Çıktıktan sonra beynimde yankılanan şarkı ile kendimi sırtımı sıvazlayan kadifemsi suya bırakmıştım. Batma korkusuyla rahat edemeyince ayaklarımın üstünde durdum. Gökyüzüyle bütünleşmiş denize, ufuğa baktım. Bu; doğanın, tanrının sanatıydı. Sadece dua ettim. Yaptığım tüm saçmalıklar, hastalanmamak ve B. ile birlikte olabilmek için dua ettim. Ağladım. Suyun içindeyken gözyaşı dökebildim. Sadece içimden haykırarak dua ediyordum. Yalnızca B.’yi değil, tüm yaşadıklarımı düşünüyordum. Çoğu sevimsizlerin dua etme uslübunun aksine ben tanrıyla konuşuyordum. Çünkü B.’nin dediği gibi, her zaman yanımızda olan oydu. Bu yüzden onunla içimden geldiği gibi konuştum. Sonra günahlarımı düşündüm. Fazla mı hızlıydım? Belki de tanrı bana siz iki ucubeyi ve birçok tiksinç hatırayı birisine gönderecekti. Hayatıma yeniden başlayacaktım. Bunu geç akıl ettiğimi anladım ve Tanrı’ma o kişinin B. olması için yalvardım. Sonrasında pişman olarak en doğrusunu istedim. Kendimi, nefesimi tutarak boğdum. Sudan çıktım ve kurulandım. Kurulandıktan sonra havlumu yere serdim ve uzandım. Havlumu şemsiyemizin altına serdim ki güneş beni yakmasın sizin yaptığınız gibi. Son zamanlarda yanımdan ayırmadığım kulaklıklarımı taktım ve yol boyunca hayalleri, aptalcaları kurdum yine. Gönül eğlencesi olsun diye tanıştığım birisi için hayal kurup ağlıyordum. Müziği değiştirirken sana daha önce bahsettiğim anlamadığım ama şimdilerde ise çözümlediğim şarkıyı dinledim. İşte o an tekrar anladım. Sonsuz denize baktım. Karşımda duran denizin ta derinliklerine kadar yürüyüp her şeye son vermek için milyonlarca sebebim varken kalmak için tek bir sebebe ihtiyacım vardı. O neden de onu son kez görmekti. Değer miydi o, kendimi kaçırıp kurtarmak için milyonlarca nedene?

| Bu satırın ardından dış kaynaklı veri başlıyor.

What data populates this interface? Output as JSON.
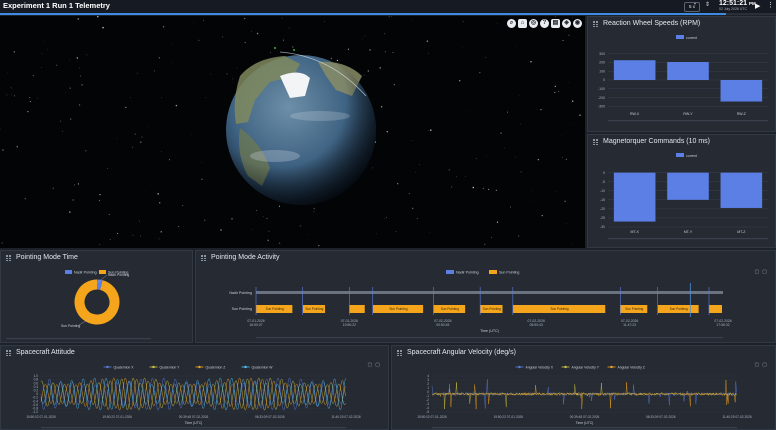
{
  "app": {
    "title": "Experiment 1 Run 1 Telemetry"
  },
  "topbar": {
    "speed": "5 x",
    "clock_time": "12:51:21",
    "clock_unit": "PM",
    "clock_date": "02 July 2026 UTC",
    "timeline_progress": 0.935
  },
  "globe_toolbar": {
    "icons": [
      "search-icon",
      "home-icon",
      "globe-icon",
      "help-icon",
      "layers-icon",
      "compass-icon",
      "camera-icon"
    ]
  },
  "reaction_wheel": {
    "title": "Reaction Wheel Speeds (RPM)",
    "chart_data": {
      "type": "bar",
      "legend": [
        "current"
      ],
      "categories": [
        "RW-X",
        "RW-Y",
        "RW-Z"
      ],
      "values": [
        225,
        205,
        -245
      ],
      "ylim": [
        -330,
        330
      ],
      "yticks": [
        300,
        200,
        100,
        0,
        -100,
        -200,
        -300
      ],
      "color": "#5b7fe4"
    }
  },
  "magnetorquer": {
    "title": "Magnetorquer Commands (10 ms)",
    "chart_data": {
      "type": "bar",
      "legend": [
        "current"
      ],
      "categories": [
        "MT-X",
        "MT-Y",
        "MT-Z"
      ],
      "values": [
        -27,
        -15,
        -19.5
      ],
      "ylim": [
        -30,
        2
      ],
      "yticks": [
        0,
        -5,
        -10,
        -15,
        -20,
        -25,
        -30
      ],
      "color": "#5b7fe4"
    }
  },
  "pointing_time": {
    "title": "Pointing Mode Time",
    "chart_data": {
      "type": "pie",
      "legend": [
        "Nadir Pointing",
        "Sun Pointing"
      ],
      "values": [
        4,
        96
      ],
      "colors": [
        "#5b7fe4",
        "#f5a51c"
      ],
      "slice_label": "Sun Pointing",
      "callout_label": "Nadir Pointing"
    }
  },
  "pointing_activity": {
    "title": "Pointing Mode Activity",
    "chart_data": {
      "type": "bar",
      "legend": [
        "Nadir Pointing",
        "Sun Pointing"
      ],
      "rows": [
        "Nadir Pointing",
        "Sun Pointing"
      ],
      "xlabel": "Time (UTC)",
      "ticks": [
        {
          "d": "07-01-2026",
          "t": "16:50:07"
        },
        {
          "d": "07-01-2026",
          "t": "19:50:22"
        },
        {
          "d": "07-02-2026",
          "t": "00:50:45"
        },
        {
          "d": "07-02-2026",
          "t": "05:50:43"
        },
        {
          "d": "07-02-2026",
          "t": "11:47:23"
        },
        {
          "d": "07-02-2026",
          "t": "17:56:32"
        }
      ],
      "segments": [
        [
          0,
          0.08
        ],
        [
          0.1,
          0.15
        ],
        [
          0.2,
          0.235
        ],
        [
          0.25,
          0.36
        ],
        [
          0.38,
          0.45
        ],
        [
          0.48,
          0.53
        ],
        [
          0.55,
          0.75
        ],
        [
          0.78,
          0.84
        ],
        [
          0.86,
          0.95
        ],
        [
          0.97,
          1.0
        ]
      ],
      "colors": [
        "#5b7fe4",
        "#f5a51c"
      ],
      "segment_label": "Sun Pointing"
    }
  },
  "attitude": {
    "title": "Spacecraft Attitude",
    "chart_data": {
      "type": "line",
      "legend": [
        "Quaternion X",
        "Quaternion Y",
        "Quaternion Z",
        "Quaternion W"
      ],
      "colors": [
        "#5b7fe4",
        "#d4c73a",
        "#f5a51c",
        "#4fc3f7"
      ],
      "ylim": [
        -1,
        1
      ],
      "yticks": [
        "1.0",
        "0.8",
        "0.6",
        "0.4",
        "0.2",
        "0",
        "-0.2",
        "-0.4",
        "-0.6",
        "-0.8",
        "-1.0"
      ],
      "xticks": [
        "15:50:02 07-01-2026",
        "19:50:22 07-01-2026",
        "00:39:48 07-02-2026",
        "06:33:09 07-02-2026",
        "11:40:25 07-02-2026"
      ],
      "xlabel": "Time (UTC)"
    }
  },
  "angular_velocity": {
    "title": "Spacecraft Angular Velocity (deg/s)",
    "chart_data": {
      "type": "line",
      "legend": [
        "Angular Velocity X",
        "Angular Velocity Y",
        "Angular Velocity Z"
      ],
      "colors": [
        "#5b7fe4",
        "#d4c73a",
        "#f5a51c"
      ],
      "ylim": [
        -5,
        5
      ],
      "yticks": [
        "4",
        "3",
        "2",
        "1",
        "0",
        "-1",
        "-2",
        "-3",
        "-4",
        "-5"
      ],
      "xticks": [
        "15:50:02 07-01-2026",
        "19:50:22 07-01-2026",
        "00:39:48 07-02-2026",
        "06:33:09 07-02-2026",
        "11:40:25 07-02-2026"
      ],
      "xlabel": "Time (UTC)"
    }
  }
}
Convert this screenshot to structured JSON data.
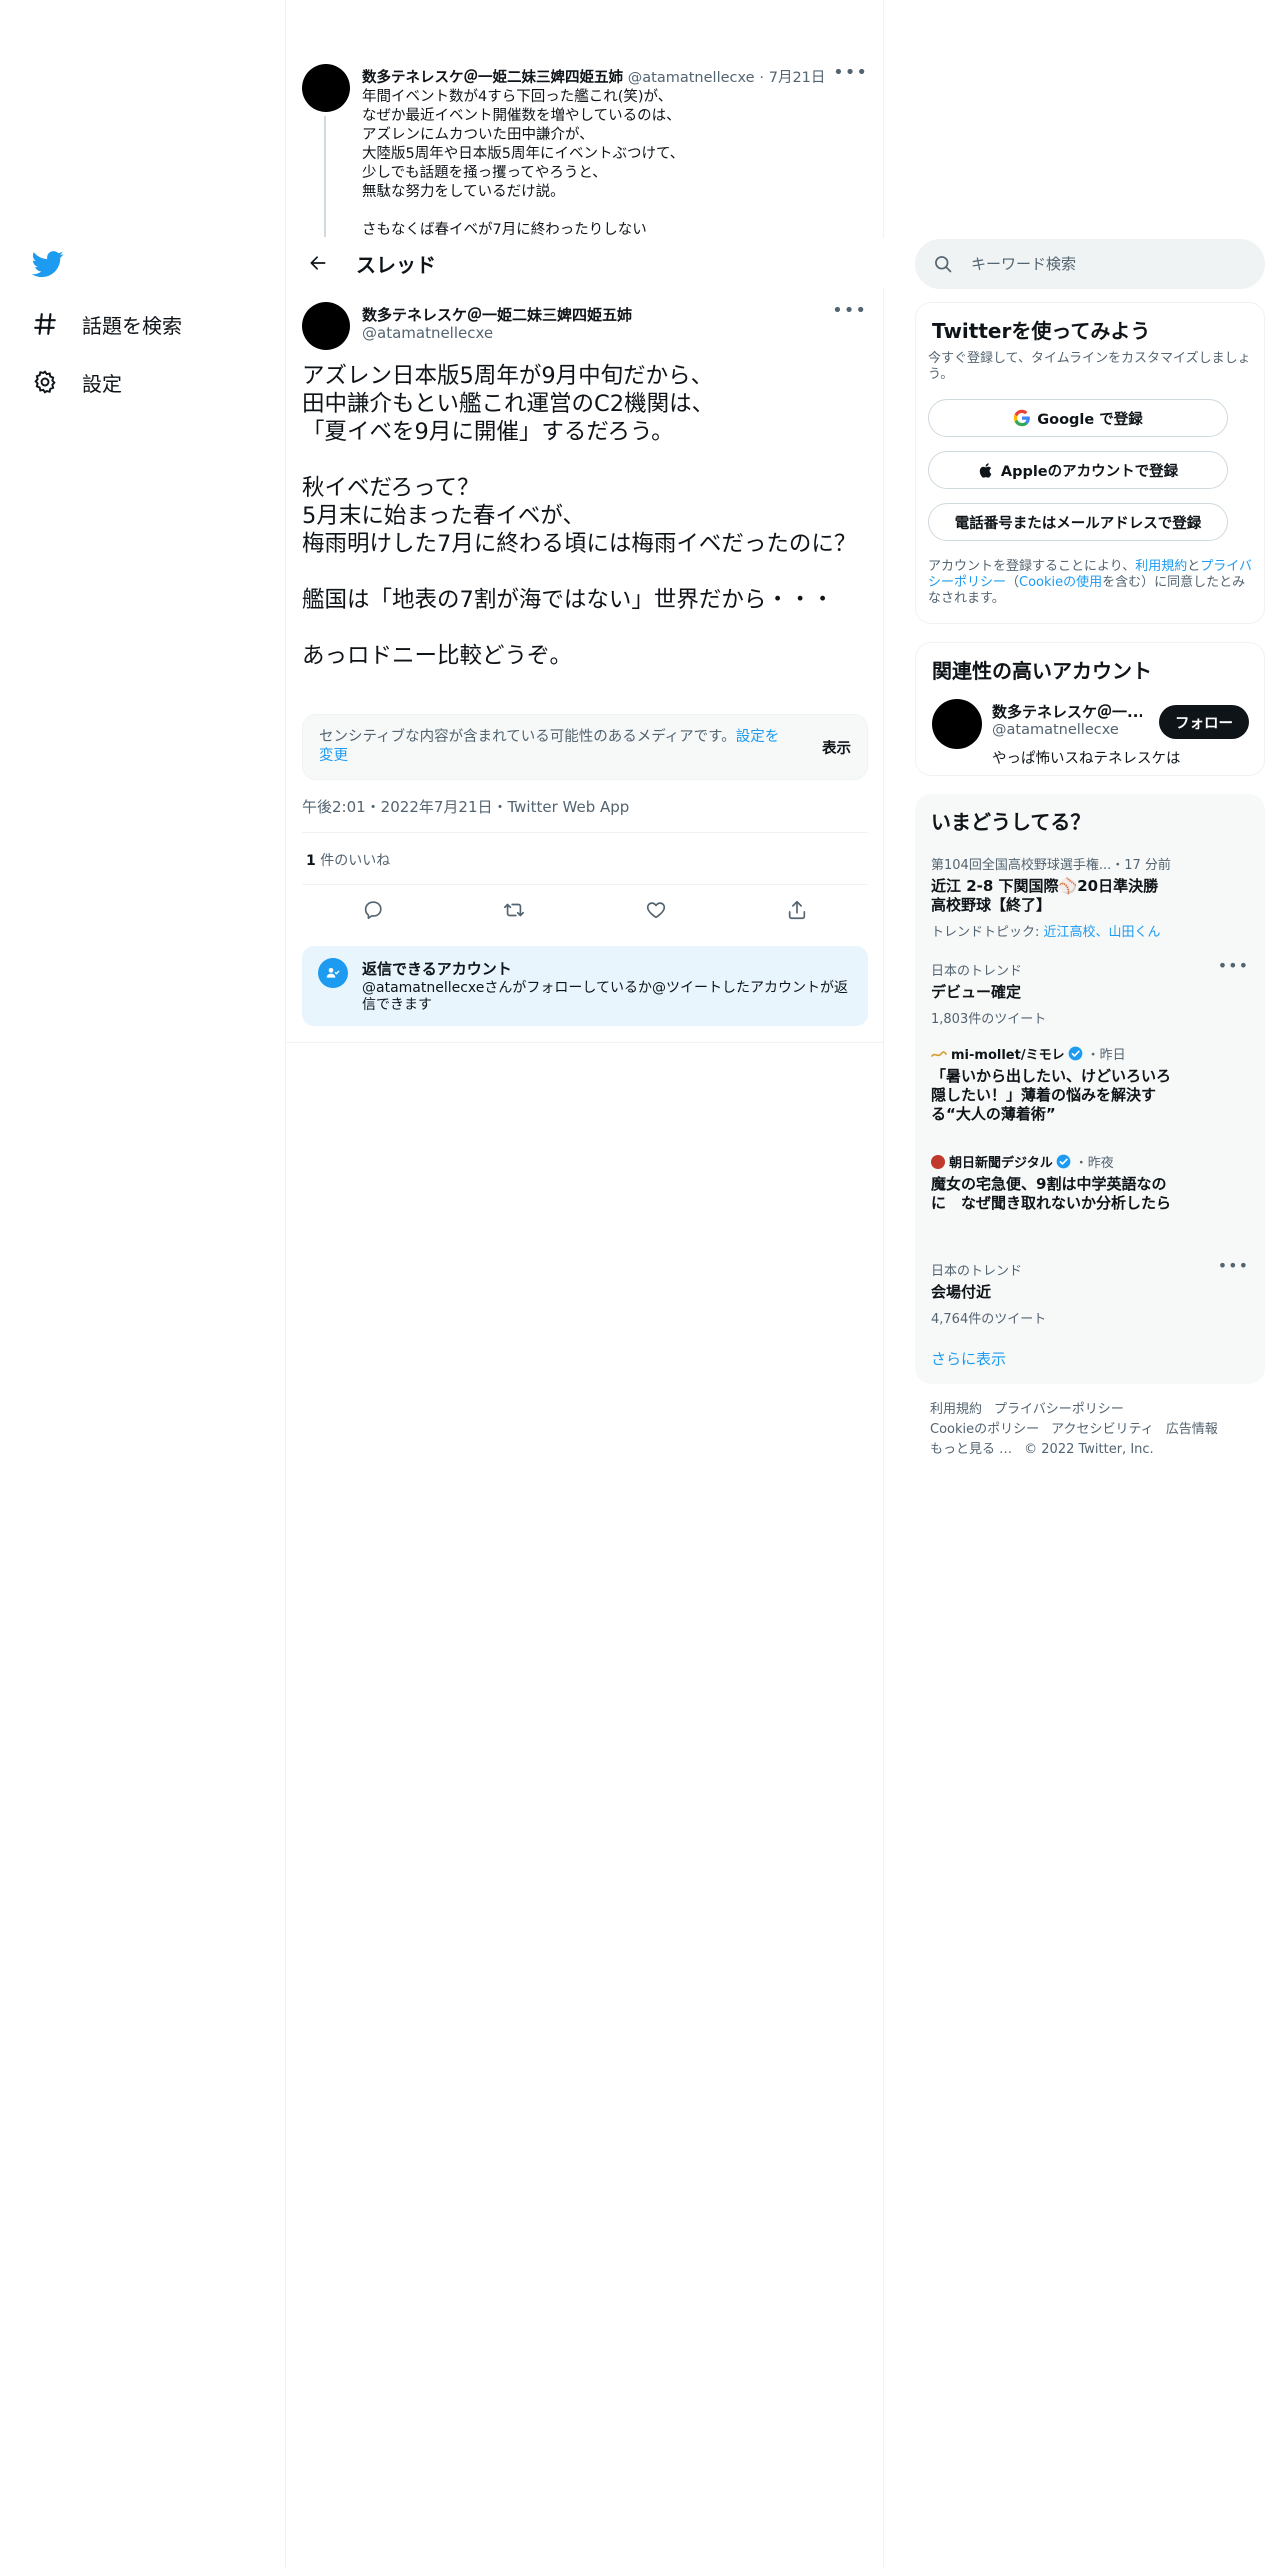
{
  "nav": {
    "explore_label": "話題を検索",
    "settings_label": "設定"
  },
  "prev_tweet": {
    "name": "数多テネレスケ＠一姫二妹三婢四姫五姉",
    "handle": "@atamatnellecxe",
    "date": "7月21日",
    "text": "年間イベント数が4すら下回った艦これ(笑)が、\nなぜか最近イベント開催数を増やしているのは、\nアズレンにムカついた田中謙介が、\n大陸版5周年や日本版5周年にイベントぶつけて、\n少しでも話題を掻っ攫ってやろうと、\n無駄な努力をしているだけ説。\n\nさもなくば春イベが7月に終わったりしない"
  },
  "thread": {
    "title": "スレッド",
    "name": "数多テネレスケ＠一姫二妹三婢四姫五姉",
    "handle": "@atamatnellecxe",
    "text": "アズレン日本版5周年が9月中旬だから、\n田中謙介もとい艦これ運営のC2機関は、\n「夏イベを9月に開催」するだろう。\n\n秋イベだろって？\n5月末に始まった春イベが、\n梅雨明けした7月に終わる頃には梅雨イベだったのに？\n\n艦国は「地表の7割が海ではない」世界だから・・・\n\nあっロドニー比較どうぞ。",
    "sensitive_msg": "センシティブな内容が含まれている可能性のあるメディアです。",
    "sensitive_link": "設定を変更",
    "sensitive_show": "表示",
    "meta": "午後2:01・2022年7月21日・Twitter Web App",
    "likes_count": "1",
    "likes_label": " 件のいいね",
    "reply_title": "返信できるアカウント",
    "reply_desc": "@atamatnellecxeさんがフォローしているか@ツイートしたアカウントが返信できます"
  },
  "search": {
    "placeholder": "キーワード検索"
  },
  "signup": {
    "title": "Twitterを使ってみよう",
    "subtitle": "今すぐ登録して、タイムラインをカスタマイズしましょう。",
    "google": "Google で登録",
    "apple": "Appleのアカウントで登録",
    "phone": "電話番号またはメールアドレスで登録",
    "terms_pre": "アカウントを登録することにより、",
    "terms_link1": "利用規約",
    "terms_and": "と",
    "terms_link2": "プライバシーポリシー",
    "terms_paren_open": "（",
    "terms_link3": "Cookieの使用",
    "terms_post": "を含む）に同意したとみなされます。"
  },
  "related": {
    "title": "関連性の高いアカウント",
    "name": "数多テネレスケ＠一...",
    "handle": "@atamatnellecxe",
    "bio": "やっぱ怖いスねテネレスケは",
    "follow": "フォロー"
  },
  "trends": {
    "title": "いまどうしてる？",
    "items": [
      {
        "context": "第104回全国高校野球選手権...",
        "time": "・17 分前",
        "title": "近江 2-8 下関国際⚾20日準決勝\n高校野球【終了】",
        "topic_label": "トレンドトピック: ",
        "topic_links": "近江高校、山田くん"
      },
      {
        "context": "日本のトレンド",
        "title": "デビュー確定",
        "count": "1,803件のツイート"
      },
      {
        "source": "mi-mollet/ミモレ",
        "time": "・昨日",
        "title": "「暑いから出したい、けどいろいろ隠したい！」薄着の悩みを解決する“大人の薄着術”"
      },
      {
        "source": "朝日新聞デジタル",
        "time": "・昨夜",
        "title": "魔女の宅急便、9割は中学英語なのに　なぜ聞き取れないか分析したら"
      },
      {
        "context": "日本のトレンド",
        "title": "会場付近",
        "count": "4,764件のツイート"
      }
    ],
    "show_more": "さらに表示"
  },
  "footer": {
    "links": [
      "利用規約",
      "プライバシーポリシー",
      "Cookieのポリシー",
      "アクセシビリティ",
      "広告情報",
      "もっと見る …"
    ],
    "copyright": "© 2022 Twitter, Inc."
  },
  "colors": {
    "accent": "#1d9bf0",
    "text": "#0f1419",
    "muted": "#536471"
  }
}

Babamla denizde biraz daha vakit geçirdikten sonra eve geri gittik. Akşama kadar yine aynı şekilde bilgisayar başında durdum. Olabildiğince aklıma gelmemeniz için kendimi o beyaz teknolojik ekranda kaybettim. Ama sizde kaybettiğim kadar başarılı değildim maalesef.